There is no other way to say it, Margin Call caters only to the choir. Only those who are truly aware of the issue and willing to watch the house of cards fall are going to watch this film, and even fewer are going to truly understand what is going on. The film dumbs down a majority of the issues and attempts to place a human value on many of these greedy characters, even when there is one. The film fails to drive home the contrasting issues at hand, and even the gross lack of accountability and hypocrisy that is rampant in the film. Where Too Big To Fail explored the key real-life players in the accountable investment banks and the government, Margin Call uses fictional characters and twenty-four hour timeline in order to explain what had happened, and sum it up in two hours. The American film industry is still weak in its portrayals of the financial crisis, and has barely attempted producing films that portray the suffering at the main street level, even when Occupy Wall Street is begging to be heard.

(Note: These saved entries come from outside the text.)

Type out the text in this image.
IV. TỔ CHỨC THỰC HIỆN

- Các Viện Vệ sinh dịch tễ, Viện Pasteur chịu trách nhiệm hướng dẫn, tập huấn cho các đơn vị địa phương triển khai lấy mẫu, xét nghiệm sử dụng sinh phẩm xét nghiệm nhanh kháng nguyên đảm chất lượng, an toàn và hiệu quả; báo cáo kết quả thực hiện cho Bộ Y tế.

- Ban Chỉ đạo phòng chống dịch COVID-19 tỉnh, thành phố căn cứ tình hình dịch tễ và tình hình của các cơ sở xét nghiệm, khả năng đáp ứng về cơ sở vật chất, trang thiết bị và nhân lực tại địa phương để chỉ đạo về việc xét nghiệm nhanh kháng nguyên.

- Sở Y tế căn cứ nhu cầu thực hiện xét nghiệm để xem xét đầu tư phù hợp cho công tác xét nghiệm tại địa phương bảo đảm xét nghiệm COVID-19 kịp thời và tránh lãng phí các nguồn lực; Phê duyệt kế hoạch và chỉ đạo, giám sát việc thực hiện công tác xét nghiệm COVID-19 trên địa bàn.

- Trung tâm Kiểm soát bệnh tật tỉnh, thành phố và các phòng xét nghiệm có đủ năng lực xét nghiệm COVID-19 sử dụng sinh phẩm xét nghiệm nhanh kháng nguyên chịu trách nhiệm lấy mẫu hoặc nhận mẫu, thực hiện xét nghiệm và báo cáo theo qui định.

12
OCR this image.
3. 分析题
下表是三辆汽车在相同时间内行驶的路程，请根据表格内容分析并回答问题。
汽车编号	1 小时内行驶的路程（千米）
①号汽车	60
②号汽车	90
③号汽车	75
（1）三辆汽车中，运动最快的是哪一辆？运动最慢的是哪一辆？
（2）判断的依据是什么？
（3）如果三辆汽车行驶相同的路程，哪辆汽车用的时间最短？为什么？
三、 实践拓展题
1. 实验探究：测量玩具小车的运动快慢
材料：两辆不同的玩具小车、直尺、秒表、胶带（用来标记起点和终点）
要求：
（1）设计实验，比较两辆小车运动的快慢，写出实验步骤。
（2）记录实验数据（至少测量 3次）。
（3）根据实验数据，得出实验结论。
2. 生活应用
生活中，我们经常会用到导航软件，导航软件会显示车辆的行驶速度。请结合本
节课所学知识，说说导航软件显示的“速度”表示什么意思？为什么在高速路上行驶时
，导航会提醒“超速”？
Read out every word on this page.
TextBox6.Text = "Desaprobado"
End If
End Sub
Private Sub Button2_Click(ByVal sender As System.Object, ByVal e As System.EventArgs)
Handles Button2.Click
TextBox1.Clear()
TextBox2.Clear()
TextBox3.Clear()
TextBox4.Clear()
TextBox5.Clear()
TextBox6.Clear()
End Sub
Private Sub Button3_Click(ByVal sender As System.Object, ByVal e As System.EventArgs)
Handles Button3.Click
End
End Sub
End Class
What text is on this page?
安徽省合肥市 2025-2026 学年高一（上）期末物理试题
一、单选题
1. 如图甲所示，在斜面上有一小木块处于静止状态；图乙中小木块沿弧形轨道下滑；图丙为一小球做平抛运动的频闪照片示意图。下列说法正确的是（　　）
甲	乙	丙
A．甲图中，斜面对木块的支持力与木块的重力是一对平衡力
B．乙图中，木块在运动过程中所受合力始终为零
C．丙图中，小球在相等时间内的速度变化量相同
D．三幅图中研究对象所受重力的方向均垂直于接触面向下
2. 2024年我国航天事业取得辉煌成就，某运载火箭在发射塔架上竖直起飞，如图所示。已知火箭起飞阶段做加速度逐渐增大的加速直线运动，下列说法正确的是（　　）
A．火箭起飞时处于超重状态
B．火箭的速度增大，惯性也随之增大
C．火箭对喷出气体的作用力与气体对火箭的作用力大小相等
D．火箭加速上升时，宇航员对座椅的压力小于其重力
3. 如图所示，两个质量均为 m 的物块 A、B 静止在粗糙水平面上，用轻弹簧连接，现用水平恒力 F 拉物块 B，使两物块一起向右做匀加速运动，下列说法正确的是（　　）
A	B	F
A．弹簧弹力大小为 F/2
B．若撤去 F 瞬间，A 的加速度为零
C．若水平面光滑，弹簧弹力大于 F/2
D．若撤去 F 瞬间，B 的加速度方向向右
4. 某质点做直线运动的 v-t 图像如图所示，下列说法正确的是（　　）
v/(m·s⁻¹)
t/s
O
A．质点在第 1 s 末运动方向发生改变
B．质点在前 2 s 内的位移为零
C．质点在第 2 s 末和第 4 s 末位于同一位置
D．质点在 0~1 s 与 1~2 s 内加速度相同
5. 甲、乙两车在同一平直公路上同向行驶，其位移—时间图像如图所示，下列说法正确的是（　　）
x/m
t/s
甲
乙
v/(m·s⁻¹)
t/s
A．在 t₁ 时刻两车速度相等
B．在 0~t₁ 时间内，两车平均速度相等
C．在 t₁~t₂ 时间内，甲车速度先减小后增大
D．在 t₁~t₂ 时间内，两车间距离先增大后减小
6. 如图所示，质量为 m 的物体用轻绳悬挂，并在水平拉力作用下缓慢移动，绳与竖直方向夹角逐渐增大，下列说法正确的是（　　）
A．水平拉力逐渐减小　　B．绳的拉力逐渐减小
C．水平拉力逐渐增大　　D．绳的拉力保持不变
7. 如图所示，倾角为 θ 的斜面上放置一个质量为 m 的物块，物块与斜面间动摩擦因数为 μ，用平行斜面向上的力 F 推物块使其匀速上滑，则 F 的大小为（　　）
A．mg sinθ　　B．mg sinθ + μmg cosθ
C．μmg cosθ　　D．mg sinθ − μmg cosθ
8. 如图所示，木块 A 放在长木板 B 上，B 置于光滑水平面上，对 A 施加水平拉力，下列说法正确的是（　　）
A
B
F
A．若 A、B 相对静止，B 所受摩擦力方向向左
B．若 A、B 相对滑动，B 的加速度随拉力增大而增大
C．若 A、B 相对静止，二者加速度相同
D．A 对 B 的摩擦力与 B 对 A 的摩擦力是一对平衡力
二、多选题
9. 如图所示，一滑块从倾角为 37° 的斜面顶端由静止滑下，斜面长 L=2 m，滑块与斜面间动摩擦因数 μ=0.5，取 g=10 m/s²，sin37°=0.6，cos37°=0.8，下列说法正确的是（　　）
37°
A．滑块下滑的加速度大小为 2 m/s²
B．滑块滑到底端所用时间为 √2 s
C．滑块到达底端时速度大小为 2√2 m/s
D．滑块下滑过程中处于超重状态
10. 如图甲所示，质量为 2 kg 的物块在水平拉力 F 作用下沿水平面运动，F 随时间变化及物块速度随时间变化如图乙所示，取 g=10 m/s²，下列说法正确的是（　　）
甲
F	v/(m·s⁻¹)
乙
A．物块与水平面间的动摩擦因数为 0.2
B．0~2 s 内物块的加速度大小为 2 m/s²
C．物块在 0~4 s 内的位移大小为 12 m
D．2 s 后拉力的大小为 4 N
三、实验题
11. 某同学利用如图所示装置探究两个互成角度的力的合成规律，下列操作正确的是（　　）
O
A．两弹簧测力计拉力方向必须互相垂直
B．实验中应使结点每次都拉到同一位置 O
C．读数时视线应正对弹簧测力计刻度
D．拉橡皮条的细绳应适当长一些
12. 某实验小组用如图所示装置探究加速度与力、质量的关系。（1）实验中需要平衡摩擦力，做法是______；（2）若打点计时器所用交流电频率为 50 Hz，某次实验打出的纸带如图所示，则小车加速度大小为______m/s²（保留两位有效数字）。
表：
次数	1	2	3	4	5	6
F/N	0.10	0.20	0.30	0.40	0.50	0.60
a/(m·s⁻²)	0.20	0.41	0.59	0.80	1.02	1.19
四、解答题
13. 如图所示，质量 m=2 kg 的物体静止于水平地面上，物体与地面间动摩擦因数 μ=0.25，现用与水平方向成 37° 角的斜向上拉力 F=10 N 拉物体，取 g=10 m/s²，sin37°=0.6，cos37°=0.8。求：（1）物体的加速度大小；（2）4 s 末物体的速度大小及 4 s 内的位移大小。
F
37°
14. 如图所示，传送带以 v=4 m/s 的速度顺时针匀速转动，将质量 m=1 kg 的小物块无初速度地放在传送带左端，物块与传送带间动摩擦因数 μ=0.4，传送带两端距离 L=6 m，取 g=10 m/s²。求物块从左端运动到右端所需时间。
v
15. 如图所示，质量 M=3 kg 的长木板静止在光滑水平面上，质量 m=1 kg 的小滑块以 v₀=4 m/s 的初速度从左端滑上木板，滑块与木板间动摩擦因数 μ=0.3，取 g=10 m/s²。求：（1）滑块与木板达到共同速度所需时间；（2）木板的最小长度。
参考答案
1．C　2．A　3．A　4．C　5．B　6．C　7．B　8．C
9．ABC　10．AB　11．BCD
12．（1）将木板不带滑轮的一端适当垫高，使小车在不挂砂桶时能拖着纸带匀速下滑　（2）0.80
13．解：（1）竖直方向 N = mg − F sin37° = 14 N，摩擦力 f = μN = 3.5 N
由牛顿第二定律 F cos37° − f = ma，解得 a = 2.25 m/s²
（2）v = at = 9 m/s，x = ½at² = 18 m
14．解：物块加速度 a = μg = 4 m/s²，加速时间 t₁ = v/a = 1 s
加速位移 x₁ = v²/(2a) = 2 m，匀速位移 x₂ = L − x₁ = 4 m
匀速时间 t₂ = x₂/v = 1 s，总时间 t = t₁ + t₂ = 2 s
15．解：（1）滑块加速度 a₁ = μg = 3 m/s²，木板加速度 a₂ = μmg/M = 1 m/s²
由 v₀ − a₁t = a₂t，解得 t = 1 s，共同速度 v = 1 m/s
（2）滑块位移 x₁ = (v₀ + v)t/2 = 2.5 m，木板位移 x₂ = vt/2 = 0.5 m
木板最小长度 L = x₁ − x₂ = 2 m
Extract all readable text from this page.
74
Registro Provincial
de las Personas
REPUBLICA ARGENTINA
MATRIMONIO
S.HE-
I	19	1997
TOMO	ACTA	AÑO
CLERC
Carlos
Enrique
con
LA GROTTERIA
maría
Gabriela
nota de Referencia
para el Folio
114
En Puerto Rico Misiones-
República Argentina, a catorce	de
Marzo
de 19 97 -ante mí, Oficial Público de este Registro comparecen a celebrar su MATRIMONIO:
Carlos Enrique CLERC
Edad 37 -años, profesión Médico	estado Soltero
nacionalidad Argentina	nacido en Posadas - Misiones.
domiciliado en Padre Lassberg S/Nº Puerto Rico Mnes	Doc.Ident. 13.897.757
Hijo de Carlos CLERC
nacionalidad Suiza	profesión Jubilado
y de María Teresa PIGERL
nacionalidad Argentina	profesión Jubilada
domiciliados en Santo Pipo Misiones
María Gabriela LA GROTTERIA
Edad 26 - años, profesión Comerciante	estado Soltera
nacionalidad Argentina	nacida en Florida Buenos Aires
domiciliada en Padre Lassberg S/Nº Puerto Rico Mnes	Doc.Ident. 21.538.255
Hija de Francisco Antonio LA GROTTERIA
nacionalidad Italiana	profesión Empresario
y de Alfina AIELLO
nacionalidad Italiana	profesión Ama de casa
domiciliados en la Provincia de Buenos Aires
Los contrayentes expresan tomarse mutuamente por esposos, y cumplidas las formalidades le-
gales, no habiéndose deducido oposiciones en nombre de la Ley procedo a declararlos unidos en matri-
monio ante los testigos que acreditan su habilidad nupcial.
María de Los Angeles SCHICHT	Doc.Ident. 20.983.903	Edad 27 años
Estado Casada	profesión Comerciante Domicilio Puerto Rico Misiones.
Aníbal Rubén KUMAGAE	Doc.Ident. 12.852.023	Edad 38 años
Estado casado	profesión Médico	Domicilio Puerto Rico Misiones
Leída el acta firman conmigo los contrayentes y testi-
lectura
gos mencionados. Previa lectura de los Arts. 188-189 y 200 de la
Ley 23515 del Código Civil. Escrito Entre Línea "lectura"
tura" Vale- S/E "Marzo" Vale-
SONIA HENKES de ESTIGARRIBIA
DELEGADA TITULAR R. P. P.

F. Scott Fitzgerald once said of those studio heads who ran Hollywood were the only men who truly understood how the industry worked during the studio system from top to bottom. For the 2008 financial meltdown, only a few men truly understood all the key elements and their eventual effects on the financial market. What is worse, those who knew about the impending doom did nothing about it. The title of the film refers to the domino effect that will effectively damage an entire class of financial markets, in this case, mortgage back securities. Margin Call explores what we all knew, but finally shoves it in our face. The 1% will recover and be bailed out. But it is everyone else, even those who assisted in damage control, that are essentially thrown under the bus. As Inside Job stated, there has yet to be anyone who has been indicted or charged with the accountability of this economic collapse.